The plot below shows the overall train and test performance of the final model in terms of Mean Squared Error compared to the baseline model:
We can see that overall the final model performed much better on both the training and test data with neither of the model’s showing obvious signs of overfitting to the training data. However, this plot does not give the whole story, since in our baseline model we saw that it only performed well on recipes that already had high average ratings (greater than 4 stars) which represents the majority of the recipes in the dataset. So we also want to evaluate how the final model did on recipes with less flattering average ratings to see how the additional features helped in distinguishing good from bad recipes.
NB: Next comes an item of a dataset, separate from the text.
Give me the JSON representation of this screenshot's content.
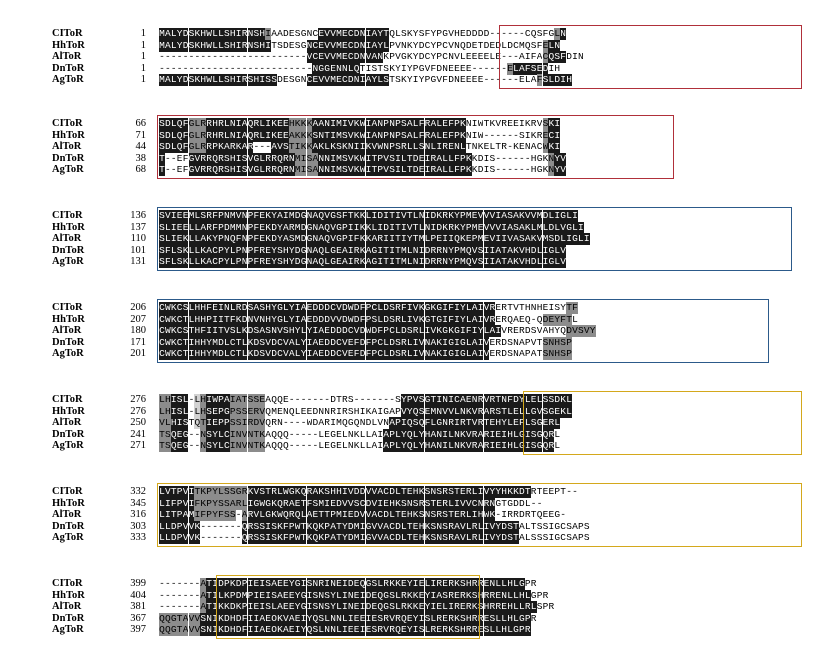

The plot below shows how the final model performed in predicting recipes with high and low average ratings in comparison to the baseline model:
While the final model’s MSE in both the train and test data for recipes with lower average ratings were still noticably higher than the MSE for recipes with higher average ratings, the final model’s MSE for recipes with lower average ratings is much lower than the baseline model’s MSE for recipes with lower average ratings. In fact we see over a 50% reduction in both the train and test MSE of the final model in recipes with lower average ratings. This is great to see because it validates these features as being helpful to predict average ratings of a recipe, as we are able to help resolve the issue introduced from our baseline model. Specifically, the final model was able to predict the average ratings of recipes that have a worse sentiment from users much more effectively than the baseline model.
Lastly, the figure below details a surface plot showing the Average Mean Squared Error on the Validation Set during Cross Validation across different settings of the hyperparameters tuned:
We can see that after a certain threshold, the Validation MSE plummets for the final model when we decrease our alpha for our Lasso Regression pipeline, with the number of max features of the TF-IDF Vectorizer for “Reviews” not making as much of a significant contribution in the performance of the final baseline. This signals that regularization strength has a much greater impact on model performance than the size of the TF-IDF vocabulary. In other words, once enough informative review terms are included in the model, further increasing the number of features yields diminishing returns. Notably, the best-performing model used a very small alpha value (10-5), implying that very minimal regularization yielded the lowest average validation error. This suggests that our final model actually benefits from retaining more and more of the original feature weights, and that the data (particuarly the textual reviews) contains enough valuable information to justify a more flexible and complex model. In summary, while increasing the number of review features helps up to a certain extent, allowing the model more freedom to leverage these features with a smaller regaularization penalty leads to the greatest performance gains.